Taguig's Tourism Portfolio Gains a Tech Dimension
The Portal's arrival strengthens a tourism portfolio that Taguig has been assembling with increasing focus. The city already hosts Meeting of Styles Philippines, an international mural festival that draws over 100 artists to TLC Park each April. The Canon Photomarathon returned to the BGC Amphitheater in April 2026 after a seven-year hiatus, bringing 1,200 participants into the district for a day of creative competition. Smith & Wollensky, the 49-year-old New York steakhouse, chose BGC for its first Southeast Asian location. These are not random events but pieces of a deliberate strategy to give visitors reasons to stay in Taguig rather than pass through it.

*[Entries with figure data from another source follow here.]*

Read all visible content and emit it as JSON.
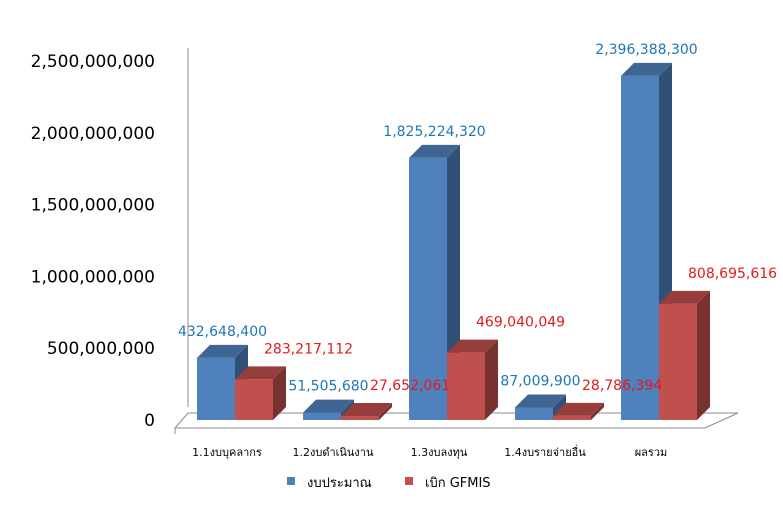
{
  "chart_data": {
    "type": "bar",
    "subtype": "3d-clustered-column",
    "title": "",
    "xlabel": "",
    "ylabel": "",
    "ylim": [
      0,
      2500000000
    ],
    "yticks": [
      0,
      500000000,
      1000000000,
      1500000000,
      2000000000,
      2500000000
    ],
    "ytick_labels": [
      "0",
      "500,000,000",
      "1,000,000,000",
      "1,500,000,000",
      "2,000,000,000",
      "2,500,000,000"
    ],
    "grid": false,
    "legend": "bottom",
    "categories": [
      "1.1งบบุคลากร",
      "1.2งบดำเนินงาน",
      "1.3งบลงทุน",
      "1.4งบรายจ่ายอื่น",
      "ผลรวม"
    ],
    "series": [
      {
        "name": "งบประมาณ",
        "color": "#4F81BD",
        "label_color": "#1F77B4",
        "values": [
          432648400,
          51505680,
          1825224320,
          87009900,
          2396388300
        ],
        "labels": [
          "432,648,400",
          "51,505,680",
          "1,825,224,320",
          "87,009,900",
          "2,396,388,300"
        ]
      },
      {
        "name": "เบิก GFMIS",
        "color": "#C0504D",
        "label_color": "#E31A1C",
        "values": [
          283217112,
          27652061,
          469040049,
          28786394,
          808695616
        ],
        "labels": [
          "283,217,112",
          "27,652,061",
          "469,040,049",
          "28,786,394",
          "808,695,616"
        ]
      }
    ]
  }
}
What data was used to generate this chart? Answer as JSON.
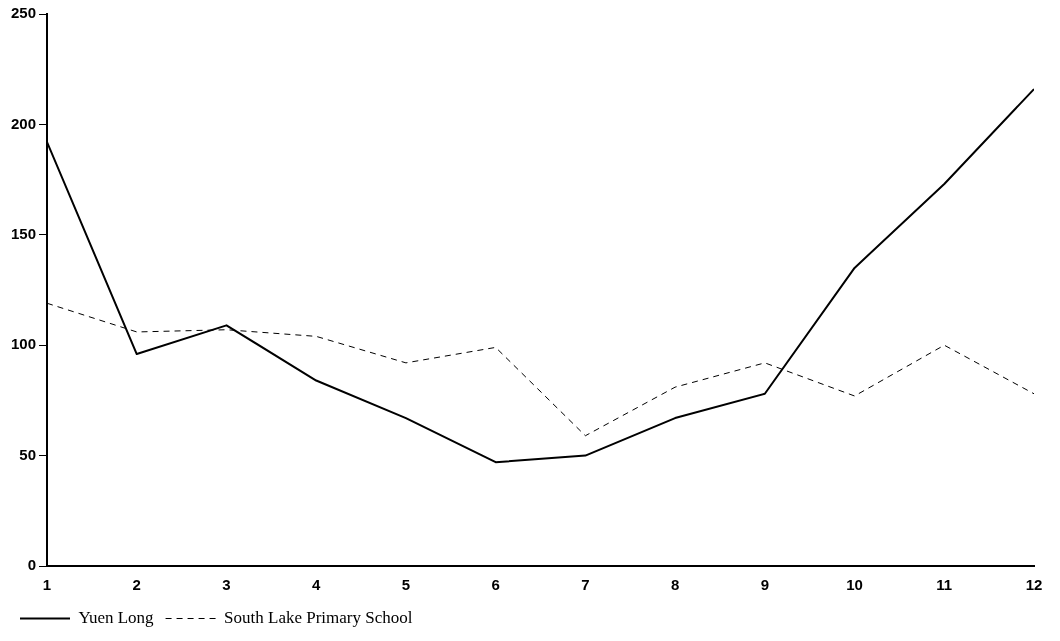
{
  "chart_data": {
    "type": "line",
    "x": [
      1,
      2,
      3,
      4,
      5,
      6,
      7,
      8,
      9,
      10,
      11,
      12
    ],
    "series": [
      {
        "name": "Yuen Long",
        "color": "#000000",
        "line_style": "solid",
        "values": [
          192,
          96,
          109,
          84,
          67,
          47,
          50,
          67,
          78,
          135,
          173,
          216
        ]
      },
      {
        "name": "South Lake Primary School",
        "color": "#000000",
        "line_style": "dashed",
        "values": [
          119,
          106,
          107,
          104,
          92,
          99,
          59,
          81,
          92,
          77,
          100,
          78
        ]
      }
    ],
    "xlim": [
      1,
      12
    ],
    "xticks": [
      1,
      2,
      3,
      4,
      5,
      6,
      7,
      8,
      9,
      10,
      11,
      12
    ],
    "ylim": [
      0,
      250
    ],
    "yticks": [
      0,
      50,
      100,
      150,
      200,
      250
    ],
    "grid": false,
    "legend": "bottom left",
    "marker": "none"
  }
}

The Portal adds a technological dimension to this cultural calendar. It is, by design, Instagrammable in a way that few public art installations manage. The circular frame of the screen, the real-time glimpse of a distant city, and the possibility of a stranger on the other side noticing you—these elements combine into a distinctly 21st-century travel experience, one that generates the kind of peer-to-peer marketing that traditional advertising cannot replicate. The Manila Times called the Portal's entry into the Philippines "the very first Portal in the Philippines and the sixth in the world, following existing locations such as the United States, the United Kingdom and Lithuania, where it all started".
A Neighborhood Built for Discovery
The Portal sits on 5th Avenue at Bonifacio High Street, a location chosen for its existing foot traffic, pedestrian-friendly design, and proximity to BGC's wider ecosystem of retail, dining, and public art. The installation is supported by a consortium of partners including Excell Contractors and Developers, Euroasia Marble & Granite, Globe at Home, and UnionBank, among others, reflecting a public-private collaboration that has come to define BGC's approach to placemaking. For the visitor, the practical takeaway is simple: the Portal is embedded in a stretch of BGC that already rewards wandering, and its presence makes that wandering feel more purposeful.